The full extent of the damage from this past week's deep freeze is not yet known. I have heard reports from many sources and none of them are good. Nine days ago I was catching tarpon on soft plastic swim baits in the Cape Coral canals, now it's hard to believe that a week later those same fish may be dead. People have been sending me backyard snapshots of piles of dead snook to shots of tarpon floating together like so many logs. Even tough as nails catfish were affected and I saw several spinning, disoriented, and dying.
Today (Thursday) I walked along canals in Punta Gorda and observed the bottom littered with dead and dying fish then spent the afternoon boating in Matlacha Pass and found more of the same. Our snook and resident tarpon population has really taken a hit and I would not be surprised to see a snook season closure for a year or two, a closure that I think most would support.
The effects on juvenile fish, bait fish, invertebrates, and marine plant life, has yet to be tallied. The old saying that Mother Nature can be a cruel mistress is true, as the millions in poverty stricken Haiti can attest to as well. The upside is the sun is shining and the waters will slowly warm and fishing will resume, minus thousands of our finny friends.
Even though the snook population has taken a huge hit, hopefully the trout and redfish population fared better and trout fishing should come on strong as it's been the past season. In Punta Gorda I did see lots of dead sheepshead which are a more cold temperature tolerant species, which further illustrates how really cold these waters got. On Thursdays Matlacha boat ride, I did find some dead sheepies but observed hundreds of them in seemingly good condition. Being in the tropical fish business for fifteen years I also know that delayed mortality will also be a factor and fish will continue to die in the coming weeks from the thermal stress they just endured even as the waters continue to warm. I also understand that the tropical fish industry in Florida was heavily damaged as well as the fruit growers.
January is a traditionally good month for catching trout, cobia, tripletail, sheepshead, and skinny water redfish. Look for trout on three to six foot grass flats on sunny afternoons. Trout can be caught with a variety of methods but it's hard to beat a popping cork and a live shrimp as you wind drift the flats. The Berkeley GULP shrimp is a great substitute for a live one. If you find a concentration of trout quietly anchor and try a variety of jigs, small plugs, top waters and flies. I like white or yellow flies with a flashy strip of Mylar.

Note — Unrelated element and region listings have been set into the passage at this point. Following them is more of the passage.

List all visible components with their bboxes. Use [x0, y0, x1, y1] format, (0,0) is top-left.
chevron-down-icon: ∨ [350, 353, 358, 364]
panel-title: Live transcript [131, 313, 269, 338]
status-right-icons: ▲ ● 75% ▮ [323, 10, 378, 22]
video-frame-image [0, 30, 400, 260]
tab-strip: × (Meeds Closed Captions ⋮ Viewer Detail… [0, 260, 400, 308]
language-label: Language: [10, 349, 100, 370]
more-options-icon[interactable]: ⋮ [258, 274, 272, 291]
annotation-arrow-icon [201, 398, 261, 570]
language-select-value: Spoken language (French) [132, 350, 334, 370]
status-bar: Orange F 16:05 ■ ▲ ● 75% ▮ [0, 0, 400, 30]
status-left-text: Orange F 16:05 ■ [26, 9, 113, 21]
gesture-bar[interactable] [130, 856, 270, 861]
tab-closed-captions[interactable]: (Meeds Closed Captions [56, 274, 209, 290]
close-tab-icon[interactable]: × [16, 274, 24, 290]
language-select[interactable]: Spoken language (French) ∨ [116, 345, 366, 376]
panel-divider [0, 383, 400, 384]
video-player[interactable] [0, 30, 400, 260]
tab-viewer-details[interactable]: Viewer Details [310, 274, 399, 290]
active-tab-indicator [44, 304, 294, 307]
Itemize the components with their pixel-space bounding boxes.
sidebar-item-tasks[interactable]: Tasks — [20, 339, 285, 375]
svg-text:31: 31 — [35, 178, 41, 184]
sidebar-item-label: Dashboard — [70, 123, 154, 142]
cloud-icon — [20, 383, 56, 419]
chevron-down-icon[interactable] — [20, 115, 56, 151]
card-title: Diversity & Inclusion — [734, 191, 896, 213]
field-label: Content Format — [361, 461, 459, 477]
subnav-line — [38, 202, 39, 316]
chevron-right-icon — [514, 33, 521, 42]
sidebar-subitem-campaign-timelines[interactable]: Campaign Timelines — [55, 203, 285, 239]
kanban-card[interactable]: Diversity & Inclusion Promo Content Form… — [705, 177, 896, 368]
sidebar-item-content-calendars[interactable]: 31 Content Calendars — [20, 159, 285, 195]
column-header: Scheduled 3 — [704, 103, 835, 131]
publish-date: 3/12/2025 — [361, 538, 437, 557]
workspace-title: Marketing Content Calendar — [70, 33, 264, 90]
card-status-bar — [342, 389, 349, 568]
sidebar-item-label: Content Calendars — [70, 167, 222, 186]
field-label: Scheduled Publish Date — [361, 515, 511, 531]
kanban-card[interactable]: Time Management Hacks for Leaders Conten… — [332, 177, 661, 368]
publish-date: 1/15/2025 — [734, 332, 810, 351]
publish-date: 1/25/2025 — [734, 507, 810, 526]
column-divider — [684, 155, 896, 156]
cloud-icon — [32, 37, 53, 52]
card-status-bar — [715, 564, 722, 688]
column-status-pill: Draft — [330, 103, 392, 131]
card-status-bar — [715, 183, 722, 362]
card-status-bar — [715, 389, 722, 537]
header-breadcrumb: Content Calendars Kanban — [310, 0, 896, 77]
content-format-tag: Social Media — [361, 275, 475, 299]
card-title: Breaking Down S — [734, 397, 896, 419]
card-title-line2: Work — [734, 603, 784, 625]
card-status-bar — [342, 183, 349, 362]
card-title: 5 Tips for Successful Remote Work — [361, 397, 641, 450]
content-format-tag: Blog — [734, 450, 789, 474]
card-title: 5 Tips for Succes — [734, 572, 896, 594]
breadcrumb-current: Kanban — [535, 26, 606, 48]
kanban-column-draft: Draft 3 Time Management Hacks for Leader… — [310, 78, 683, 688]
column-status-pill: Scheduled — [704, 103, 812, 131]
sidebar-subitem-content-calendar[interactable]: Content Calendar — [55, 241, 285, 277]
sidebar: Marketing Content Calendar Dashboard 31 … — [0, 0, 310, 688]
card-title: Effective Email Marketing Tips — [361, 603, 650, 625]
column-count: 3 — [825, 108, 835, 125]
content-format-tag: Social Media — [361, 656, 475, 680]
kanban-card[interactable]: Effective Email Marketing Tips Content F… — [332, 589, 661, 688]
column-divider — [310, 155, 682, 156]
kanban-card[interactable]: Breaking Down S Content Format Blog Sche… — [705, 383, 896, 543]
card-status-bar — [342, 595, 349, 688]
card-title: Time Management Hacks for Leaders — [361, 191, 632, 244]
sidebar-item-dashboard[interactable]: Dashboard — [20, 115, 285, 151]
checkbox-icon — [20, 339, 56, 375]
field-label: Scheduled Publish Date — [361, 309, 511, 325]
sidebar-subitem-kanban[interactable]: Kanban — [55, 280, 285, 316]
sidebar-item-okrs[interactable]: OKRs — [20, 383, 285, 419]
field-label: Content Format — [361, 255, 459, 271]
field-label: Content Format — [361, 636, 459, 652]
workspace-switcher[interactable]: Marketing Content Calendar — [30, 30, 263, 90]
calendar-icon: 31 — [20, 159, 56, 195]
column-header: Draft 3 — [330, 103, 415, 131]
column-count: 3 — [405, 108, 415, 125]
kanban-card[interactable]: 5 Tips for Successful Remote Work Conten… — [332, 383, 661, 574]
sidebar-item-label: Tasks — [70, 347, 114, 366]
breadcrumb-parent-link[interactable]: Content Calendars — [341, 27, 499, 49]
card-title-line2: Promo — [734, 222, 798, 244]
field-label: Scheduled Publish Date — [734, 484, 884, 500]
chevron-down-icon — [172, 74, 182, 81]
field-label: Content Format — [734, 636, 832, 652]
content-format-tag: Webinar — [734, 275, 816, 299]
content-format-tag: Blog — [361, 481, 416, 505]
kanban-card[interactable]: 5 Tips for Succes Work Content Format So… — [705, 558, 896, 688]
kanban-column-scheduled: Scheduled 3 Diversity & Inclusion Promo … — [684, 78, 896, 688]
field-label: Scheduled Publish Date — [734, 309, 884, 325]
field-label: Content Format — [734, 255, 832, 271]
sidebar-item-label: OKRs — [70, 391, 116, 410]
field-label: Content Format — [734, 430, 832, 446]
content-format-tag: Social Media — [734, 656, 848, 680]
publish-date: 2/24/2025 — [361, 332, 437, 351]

For tripletail, run the crab trap buoys and spot them floating on or near the surface around the buoy. Quietly drift back and free line a choice shrimp to the fish and be prepared to get the fish away from the buoy line. These odd looking fish come in all sizes and may be the tastiest fish in our waters as well as hard fighters.
While looking for tripletail keep an eye peeled for cobia in the same areas and be ready to throw a colorful jig, plastic worm or eel, a jumbo shrimp, or pinfish if you have them. Cobia fight very hard and taste mighty good.

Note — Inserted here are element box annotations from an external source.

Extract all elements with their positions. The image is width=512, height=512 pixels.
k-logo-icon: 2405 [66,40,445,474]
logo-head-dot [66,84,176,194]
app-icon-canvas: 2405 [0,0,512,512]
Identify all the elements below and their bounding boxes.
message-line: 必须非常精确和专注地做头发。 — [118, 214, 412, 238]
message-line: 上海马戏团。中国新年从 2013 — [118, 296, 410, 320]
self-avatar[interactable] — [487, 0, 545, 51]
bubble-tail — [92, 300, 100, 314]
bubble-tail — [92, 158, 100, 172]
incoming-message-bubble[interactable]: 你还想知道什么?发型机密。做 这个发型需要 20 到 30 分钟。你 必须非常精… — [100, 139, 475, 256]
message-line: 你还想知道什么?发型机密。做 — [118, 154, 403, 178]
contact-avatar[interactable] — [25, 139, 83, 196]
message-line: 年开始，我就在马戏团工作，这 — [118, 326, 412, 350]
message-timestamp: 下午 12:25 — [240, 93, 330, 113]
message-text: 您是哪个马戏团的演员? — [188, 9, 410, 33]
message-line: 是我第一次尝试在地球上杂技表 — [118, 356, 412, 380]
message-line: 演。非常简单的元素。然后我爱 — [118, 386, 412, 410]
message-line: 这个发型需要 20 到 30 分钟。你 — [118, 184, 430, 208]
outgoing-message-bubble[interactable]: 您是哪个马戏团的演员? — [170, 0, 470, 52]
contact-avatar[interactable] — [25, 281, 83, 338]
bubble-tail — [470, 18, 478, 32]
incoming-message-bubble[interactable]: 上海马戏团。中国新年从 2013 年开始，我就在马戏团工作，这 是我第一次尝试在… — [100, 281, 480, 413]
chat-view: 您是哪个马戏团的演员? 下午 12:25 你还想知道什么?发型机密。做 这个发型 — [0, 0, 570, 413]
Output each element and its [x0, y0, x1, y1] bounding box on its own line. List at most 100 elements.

For sheepies, go to docks, bridges, pilings, channels and fish bits of shrimp, fiddler crabs, and clams on a two foot piece of fluorocarbon leader with a small #1 hook. Use just enough weight to get the bait down. Hard to clean, tasty on the table.
Use stealth when hunting reds. Long casts with gold spoons on the flats and oyster bars along with shrimp tipped jigs crawled on bottom in the channels.